Acórdão nº 3201/05.1TCLRS.L1.S1 de Supremo Tribunal de Justiça (Portugal), 05 de Fevereiro de 2013
Magistrado Responsável | GREGÓRIO SILVA JESUS |
Data da Resolução | 05 de Fevereiro de 2013 |
Emissor | Supremo Tribunal de Justiça (Portugal) |
Recurso de Revista n.º 3201/05.1TCLRS.L1.S1 [1] Acordam no Supremo Tribunal de Justiça I— RELATÓRIO AA, intentou a presente acção declarativa de condenação, sob a forma de processo ordinário, contra BB, S.A.
, devidamente identificados nos autos, pedindo que: a) seja reconhecido o seu direito de propriedade, pela doação verbal da quota-parte do imóvel, devidamente identificado nos autos, em 1972 e aceite logo pela autora, e que com o decurso do tempo se tornou válida e eficaz pela verificação da usucapião, pelo decurso do tempo de 33 anos; e/ou, b) seja reconhecida a sua posse pacífica, pública, contínua e sem oposição, da quota-parte concreta e fisicamente delimitada a que corresponde o n.º 40 de porta, e que faz parte integrante do imóvel que se encontra inscrito na matriz predial urbana sob o n.º 48, da 3.ª Repartição de Finanças de Moscavide – Loures e descrito na Conservatória do Registo Predial (CRP) de Loures sob o n.º ... – freguesia da B..., por mais de 20 anos, conduzindo a mesma à sua aquisição originária por usucapião; e, em consequência, c) seja decretado o cancelamento do registo a favor da ré e de todas as outras existentes que ofendam a propriedade da autora.

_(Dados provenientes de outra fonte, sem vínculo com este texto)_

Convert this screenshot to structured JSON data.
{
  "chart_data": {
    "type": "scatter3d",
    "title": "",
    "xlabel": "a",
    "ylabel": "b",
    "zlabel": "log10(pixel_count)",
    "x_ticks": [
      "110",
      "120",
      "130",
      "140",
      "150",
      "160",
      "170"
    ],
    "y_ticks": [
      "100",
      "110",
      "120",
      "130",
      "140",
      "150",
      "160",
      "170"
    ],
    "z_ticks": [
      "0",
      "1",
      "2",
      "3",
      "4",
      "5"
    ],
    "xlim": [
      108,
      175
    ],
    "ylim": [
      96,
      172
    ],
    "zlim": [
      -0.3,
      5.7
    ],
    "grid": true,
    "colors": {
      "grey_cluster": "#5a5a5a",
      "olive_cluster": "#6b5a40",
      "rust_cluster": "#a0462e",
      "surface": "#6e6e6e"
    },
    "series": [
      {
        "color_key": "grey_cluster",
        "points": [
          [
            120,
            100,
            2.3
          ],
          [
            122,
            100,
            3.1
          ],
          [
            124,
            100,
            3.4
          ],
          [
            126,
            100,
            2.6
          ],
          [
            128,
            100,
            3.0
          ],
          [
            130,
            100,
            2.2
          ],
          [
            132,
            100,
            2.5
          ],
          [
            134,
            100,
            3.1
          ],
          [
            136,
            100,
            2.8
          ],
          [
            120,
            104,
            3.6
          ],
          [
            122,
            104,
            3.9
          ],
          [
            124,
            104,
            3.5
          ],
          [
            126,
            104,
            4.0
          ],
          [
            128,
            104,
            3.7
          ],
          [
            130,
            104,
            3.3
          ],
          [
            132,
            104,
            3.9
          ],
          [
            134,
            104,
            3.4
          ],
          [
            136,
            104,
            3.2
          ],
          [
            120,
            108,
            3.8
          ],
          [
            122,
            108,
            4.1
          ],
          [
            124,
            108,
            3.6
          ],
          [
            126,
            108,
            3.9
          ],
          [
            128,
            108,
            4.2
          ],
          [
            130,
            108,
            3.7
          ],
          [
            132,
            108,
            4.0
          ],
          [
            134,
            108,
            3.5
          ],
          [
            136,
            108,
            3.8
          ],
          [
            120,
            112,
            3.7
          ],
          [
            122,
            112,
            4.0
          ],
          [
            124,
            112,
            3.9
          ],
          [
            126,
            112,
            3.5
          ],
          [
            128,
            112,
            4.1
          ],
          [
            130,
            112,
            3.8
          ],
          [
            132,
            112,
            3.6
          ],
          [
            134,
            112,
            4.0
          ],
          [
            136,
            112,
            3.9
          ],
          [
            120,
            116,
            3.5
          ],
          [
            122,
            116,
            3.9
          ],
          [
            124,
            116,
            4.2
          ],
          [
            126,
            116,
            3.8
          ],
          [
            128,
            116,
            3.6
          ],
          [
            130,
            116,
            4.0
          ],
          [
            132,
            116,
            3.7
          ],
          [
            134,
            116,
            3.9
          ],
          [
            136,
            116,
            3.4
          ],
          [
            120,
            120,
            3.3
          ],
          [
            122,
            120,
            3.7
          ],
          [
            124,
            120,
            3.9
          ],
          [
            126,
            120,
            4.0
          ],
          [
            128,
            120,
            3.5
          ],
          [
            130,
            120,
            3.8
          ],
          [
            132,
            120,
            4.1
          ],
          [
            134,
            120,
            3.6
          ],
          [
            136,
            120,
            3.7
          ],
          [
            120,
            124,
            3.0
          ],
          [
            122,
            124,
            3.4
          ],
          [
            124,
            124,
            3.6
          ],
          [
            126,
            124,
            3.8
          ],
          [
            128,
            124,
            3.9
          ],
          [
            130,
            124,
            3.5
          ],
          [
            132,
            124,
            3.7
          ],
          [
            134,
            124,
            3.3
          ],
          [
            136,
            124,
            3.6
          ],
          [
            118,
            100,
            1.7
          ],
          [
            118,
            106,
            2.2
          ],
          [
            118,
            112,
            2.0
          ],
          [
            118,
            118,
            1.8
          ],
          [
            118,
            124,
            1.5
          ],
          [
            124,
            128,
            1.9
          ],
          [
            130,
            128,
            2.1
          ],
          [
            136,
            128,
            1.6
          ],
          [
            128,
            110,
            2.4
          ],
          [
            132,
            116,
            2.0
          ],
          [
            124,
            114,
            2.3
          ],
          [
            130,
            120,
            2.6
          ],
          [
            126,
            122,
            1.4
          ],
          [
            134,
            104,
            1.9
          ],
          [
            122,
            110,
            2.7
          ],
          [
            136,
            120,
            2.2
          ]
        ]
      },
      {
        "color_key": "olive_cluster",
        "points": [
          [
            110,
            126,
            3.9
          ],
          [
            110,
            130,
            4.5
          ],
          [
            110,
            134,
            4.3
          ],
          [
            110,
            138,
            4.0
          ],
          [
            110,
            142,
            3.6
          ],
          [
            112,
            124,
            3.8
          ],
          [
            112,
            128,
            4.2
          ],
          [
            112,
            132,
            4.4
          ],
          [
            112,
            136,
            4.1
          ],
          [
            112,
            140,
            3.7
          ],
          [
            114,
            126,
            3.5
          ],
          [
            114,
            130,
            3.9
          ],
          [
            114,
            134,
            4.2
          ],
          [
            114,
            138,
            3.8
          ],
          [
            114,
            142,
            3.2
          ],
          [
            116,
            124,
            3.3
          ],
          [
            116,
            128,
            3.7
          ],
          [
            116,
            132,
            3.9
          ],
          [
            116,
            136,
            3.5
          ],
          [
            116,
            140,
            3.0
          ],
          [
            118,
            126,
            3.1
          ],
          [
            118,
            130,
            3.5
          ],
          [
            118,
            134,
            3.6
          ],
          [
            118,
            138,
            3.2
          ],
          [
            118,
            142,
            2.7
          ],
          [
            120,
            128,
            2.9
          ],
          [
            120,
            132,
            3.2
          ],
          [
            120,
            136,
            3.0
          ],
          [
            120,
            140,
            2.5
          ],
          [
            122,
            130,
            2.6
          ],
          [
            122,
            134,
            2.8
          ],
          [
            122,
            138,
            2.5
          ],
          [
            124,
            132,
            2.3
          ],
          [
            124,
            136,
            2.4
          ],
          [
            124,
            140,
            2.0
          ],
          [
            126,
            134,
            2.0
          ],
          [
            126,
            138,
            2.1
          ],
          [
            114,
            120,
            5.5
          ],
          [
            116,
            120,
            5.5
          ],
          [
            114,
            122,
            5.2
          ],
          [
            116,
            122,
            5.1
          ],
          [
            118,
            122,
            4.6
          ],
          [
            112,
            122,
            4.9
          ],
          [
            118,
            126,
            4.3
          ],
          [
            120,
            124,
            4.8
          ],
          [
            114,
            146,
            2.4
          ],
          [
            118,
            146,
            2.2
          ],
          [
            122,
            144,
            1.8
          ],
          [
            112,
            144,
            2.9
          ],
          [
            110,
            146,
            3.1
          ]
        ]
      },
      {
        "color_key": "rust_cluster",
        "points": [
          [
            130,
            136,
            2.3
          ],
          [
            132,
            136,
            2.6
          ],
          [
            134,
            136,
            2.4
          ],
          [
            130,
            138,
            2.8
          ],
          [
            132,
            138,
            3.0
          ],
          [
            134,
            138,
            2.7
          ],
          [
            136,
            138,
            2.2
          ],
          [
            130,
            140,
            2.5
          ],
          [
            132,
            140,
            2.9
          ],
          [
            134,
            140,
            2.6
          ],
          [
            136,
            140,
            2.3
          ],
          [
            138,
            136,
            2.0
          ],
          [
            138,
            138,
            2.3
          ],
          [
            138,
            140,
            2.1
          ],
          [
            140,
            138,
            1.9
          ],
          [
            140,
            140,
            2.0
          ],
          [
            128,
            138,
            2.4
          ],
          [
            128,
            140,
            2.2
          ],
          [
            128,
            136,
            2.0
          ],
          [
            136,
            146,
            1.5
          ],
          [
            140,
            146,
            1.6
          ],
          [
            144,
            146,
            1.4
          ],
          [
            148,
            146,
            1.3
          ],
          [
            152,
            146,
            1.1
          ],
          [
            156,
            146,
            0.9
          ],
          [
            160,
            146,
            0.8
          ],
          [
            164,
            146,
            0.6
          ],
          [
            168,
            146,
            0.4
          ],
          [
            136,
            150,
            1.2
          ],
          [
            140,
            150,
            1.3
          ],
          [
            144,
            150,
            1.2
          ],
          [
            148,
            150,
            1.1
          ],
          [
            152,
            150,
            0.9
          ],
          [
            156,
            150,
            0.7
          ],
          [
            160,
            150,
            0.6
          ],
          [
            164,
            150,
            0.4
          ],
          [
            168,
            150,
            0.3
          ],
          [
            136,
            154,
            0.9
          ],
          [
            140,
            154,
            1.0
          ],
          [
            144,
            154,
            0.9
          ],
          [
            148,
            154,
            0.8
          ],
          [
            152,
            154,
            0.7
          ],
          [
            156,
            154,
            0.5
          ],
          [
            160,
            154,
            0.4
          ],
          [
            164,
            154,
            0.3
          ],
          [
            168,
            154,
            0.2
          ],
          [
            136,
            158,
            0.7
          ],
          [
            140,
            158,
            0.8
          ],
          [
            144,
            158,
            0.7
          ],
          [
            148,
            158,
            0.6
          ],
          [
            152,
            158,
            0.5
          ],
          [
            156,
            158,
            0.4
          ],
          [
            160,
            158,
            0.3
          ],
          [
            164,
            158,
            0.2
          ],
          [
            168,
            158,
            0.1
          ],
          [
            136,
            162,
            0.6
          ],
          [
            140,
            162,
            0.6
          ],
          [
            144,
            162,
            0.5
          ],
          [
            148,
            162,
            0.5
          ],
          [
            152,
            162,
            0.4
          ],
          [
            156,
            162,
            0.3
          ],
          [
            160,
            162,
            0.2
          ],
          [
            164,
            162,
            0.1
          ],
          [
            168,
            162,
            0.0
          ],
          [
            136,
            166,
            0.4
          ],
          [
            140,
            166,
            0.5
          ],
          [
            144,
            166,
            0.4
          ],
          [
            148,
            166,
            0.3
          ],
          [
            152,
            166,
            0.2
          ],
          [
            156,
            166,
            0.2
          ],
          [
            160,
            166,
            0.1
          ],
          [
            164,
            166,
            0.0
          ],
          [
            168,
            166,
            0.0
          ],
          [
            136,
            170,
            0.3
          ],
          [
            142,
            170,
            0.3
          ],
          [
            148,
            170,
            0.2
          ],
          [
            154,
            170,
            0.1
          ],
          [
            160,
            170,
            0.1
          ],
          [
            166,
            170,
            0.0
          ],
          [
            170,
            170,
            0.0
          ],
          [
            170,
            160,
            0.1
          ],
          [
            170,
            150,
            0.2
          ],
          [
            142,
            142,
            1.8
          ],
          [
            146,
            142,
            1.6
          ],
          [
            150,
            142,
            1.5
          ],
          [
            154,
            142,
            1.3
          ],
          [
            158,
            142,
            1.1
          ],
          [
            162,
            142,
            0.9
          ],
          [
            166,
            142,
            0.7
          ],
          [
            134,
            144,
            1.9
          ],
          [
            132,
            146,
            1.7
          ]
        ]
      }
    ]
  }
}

A fundamentar o peticionado, alega, em síntese: A autora vive há cerca de 46 anos no imóvel sito no B..., Rua …, n.° …, B..., o qual se encontra inscrito na matriz predial urbana sob art. 48.° e descrito na CRP de Loures sob o n.° ....
Ocupa uma quota-parte fisicamente delimitada desse imóvel, que, não obstante identificado como indiviso, foi fisicamente divido em 4 partes com entradas independentes e cada parte verbalmente individualizada pelos antigos proprietários CC e DD, a que foram atribuídos pelos moradores e posteriormente oficializados a pedido destes pela Câmara Municipal de Loures, números de porta correspondentes a cada entrada, sendo a da autora a identificada com o n.° ….
Cada número de porta corresponde a uma habitação pertencente a diferentes proprietários/moradores que nelas vivem, também estes trabalhadores, mulheres, maridos ou filhos de trabalhadores da extinta fábrica “EE, Lda. -Fábrica de ...”.
A autora começou a ocupar o referido imóvel em 1958/1959 e também trabalhou na referida fábrica, apenas durante um ano, e o marido da autora que com esta começou a ocupar o imóvel, trabalhou naquela entre 1944 e 1978.
Os primeiros patrões da autora e de seu falecido marido, eram os referidos proprietários CC e DD, que, na data de contratação dos trabalhadores, facultavam aos mesmos a possibilidade de viverem nos imóveis do bairro, pagando estes àqueles uma correspondente taxa de conservação dos imóveis, sendo a fábrica e os imóveis identificados como um todo indiviso.
A casa ocupada foi considerada até 2004 pela Câmara Municipal de Loures como um barracão, tendo precárias condições de habitabilidade.
CC e DD, por diversas vezes, declararam perante a autora e seu marido e restantes trabalhadores a sua intenção de transferir a propriedade dos barracões para os seus ocupantes, dizendo para cuidarem das casas porque um dia elas seriam deles.
CC faleceu num acidente de viação, ficando como patrões DD e os herdeiros de CC, que honrando a promessa de doação do imóvel, deixaram em 1972 de cobrar a referida taxa de conservação, doando o imóvel aos seus ocupantes, que aceitaram de imediato, continuando a autora e o marido a ocupar o imóvel, agora, na convicção de que seriam titulares do mesmo.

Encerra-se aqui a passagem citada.